Hume, Robertson and Gibbon were at work upon their monumental histories; Goldsmith and Sheridan, through their comedies, were awakening interest in the drama; and, best sign of all, Young, Chatterton, Gray, Collins and Goldsmith, in their "nature poetry," by a closer study and a more faithful revelation of man and nature, were continuing the reaction, begun unconsciously by Thomson in his The Seasons, against the classical artificiality of Pope: "poetry of the head was beginning to give way to poetry of the heart."

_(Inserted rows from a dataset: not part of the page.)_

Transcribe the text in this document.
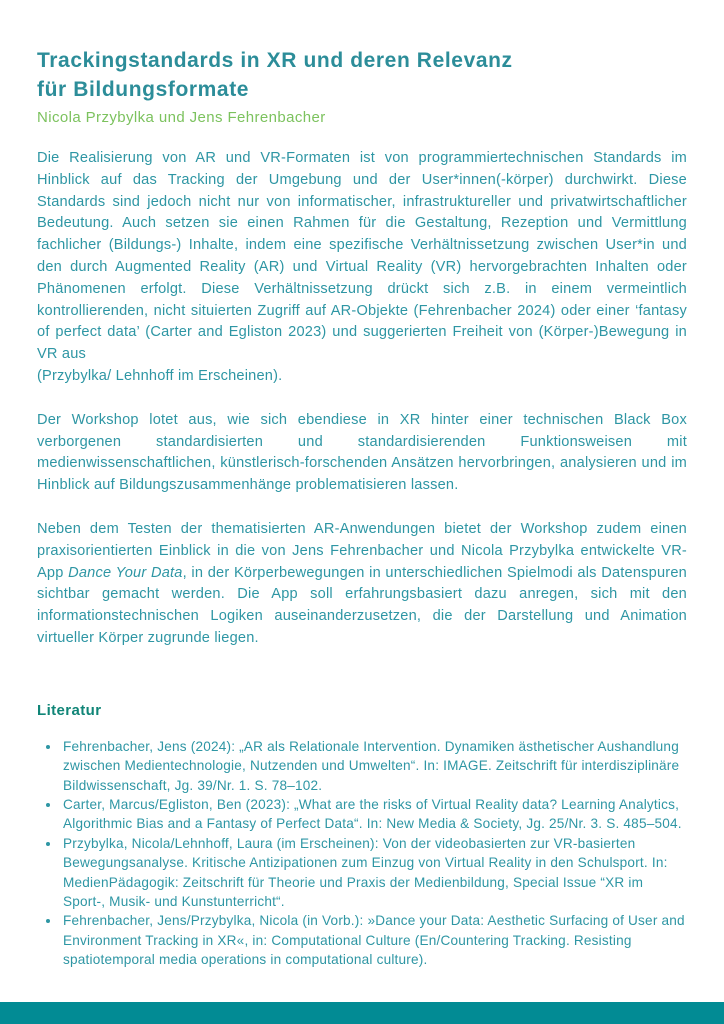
Trackingstandards in XR und deren Relevanz
für Bildungsformate
Nicola Przybylka und Jens Fehrenbacher

Die Realisierung von AR und VR-Formaten ist von programmiertechnischen Standards im Hinblick auf das Tracking der Umgebung und der User*innen(-körper) durchwirkt. Diese Standards sind jedoch nicht nur von informatischer, infrastruktureller und privatwirtschaftlicher Bedeutung. Auch setzen sie einen Rahmen für die Gestaltung, Rezeption und Vermittlung fachlicher (Bildungs-) Inhalte, indem eine spezifische Verhältnissetzung zwischen User*in und den durch Augmented Reality (AR) und Virtual Reality (VR) hervorgebrachten Inhalten oder Phänomenen erfolgt. Diese Verhältnissetzung drückt sich z.B. in einem vermeintlich kontrollierenden, nicht situierten Zugriff auf AR-Objekte (Fehrenbacher 2024) oder einer ‘fantasy of perfect data’ (Carter and Egliston 2023) und suggerierten Freiheit von (Körper-)Bewegung in VR aus
(Przybylka/ Lehnhoff im Erscheinen).

Der Workshop lotet aus, wie sich ebendiese in XR hinter einer technischen Black Box verborgenen standardisierten und standardisierenden Funktionsweisen mit medienwissenschaftlichen, künstlerisch-forschenden Ansätzen hervorbringen, analysieren und im Hinblick auf Bildungszusammenhänge problematisieren lassen.

Neben dem Testen der thematisierten AR-Anwendungen bietet der Workshop zudem einen praxisorientierten Einblick in die von Jens Fehrenbacher und Nicola Przybylka entwickelte VR-App Dance Your Data, in der Körperbewegungen in unterschiedlichen Spielmodi als Datenspuren sichtbar gemacht werden. Die App soll erfahrungsbasiert dazu anregen, sich mit den informationstechnischen Logiken auseinanderzusetzen, die der Darstellung und Animation virtueller Körper zugrunde liegen.

Literatur
• Fehrenbacher, Jens (2024): „AR als Relationale Intervention. Dynamiken ästhetischer Aushandlung zwischen Medientechnologie, Nutzenden und Umwelten“. In: IMAGE. Zeitschrift für interdisziplinäre Bildwissenschaft, Jg. 39/Nr. 1. S. 78–102.
• Carter, Marcus/Egliston, Ben (2023): „What are the risks of Virtual Reality data? Learning Analytics, Algorithmic Bias and a Fantasy of Perfect Data“. In: New Media & Society, Jg. 25/Nr. 3. S. 485–504.
• Przybylka, Nicola/Lehnhoff, Laura (im Erscheinen): Von der videobasierten zur VR-basierten Bewegungsanalyse. Kritische Antizipationen zum Einzug von Virtual Reality in den Schulsport. In: MedienPädagogik: Zeitschrift für Theorie und Praxis der Medienbildung, Special Issue “XR im Sport-, Musik- und Kunstunterricht“.
• Fehrenbacher, Jens/Przybylka, Nicola (in Vorb.): »Dance your Data: Aesthetic Surfacing of User and Environment Tracking in XR«, in: Computational Culture (En/Countering Tracking. Resisting spatiotemporal media operations in computational culture).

Letters as a Living.- Notwithstanding a certain public interest and pride in the men of letters of this period, the life of a professional writer was apt to know hardship and even actual want. In the age of Pope, a literary aspirant, desiring a reading public, was forced to secure the favor and the support of a member of the nobility. The passing of this system of patronage gave to writing, in the age of Johnson, a more independent and self-respecting tone, but the author who depended solely on his own pen, had a harder task than ever before. There were no publishers, and a writer had to stake his hopes of recognition upon the bookseller, who was often as arbitrary as he was uncultured. Of the literary drudgery that such a situation fostered, Goldsmith himself, in his Inquiry into the State of Polite Learning, paints a picture, dark-hued, but faithful to fact. "The author, unpatronized by the great, has naturally recourse to the bookseller. There cannot, perhaps, be imagined a combination more prejudicial to taste than this. It is the interest of the one to allow as little for writing, and for the other to write as much as possible; accordingly, tedious compilations and periodical magazines are the result of their joint endeavors. In these circumstances the author bids adieu to fame; writes for bread; and for that only imagination is seldom called in."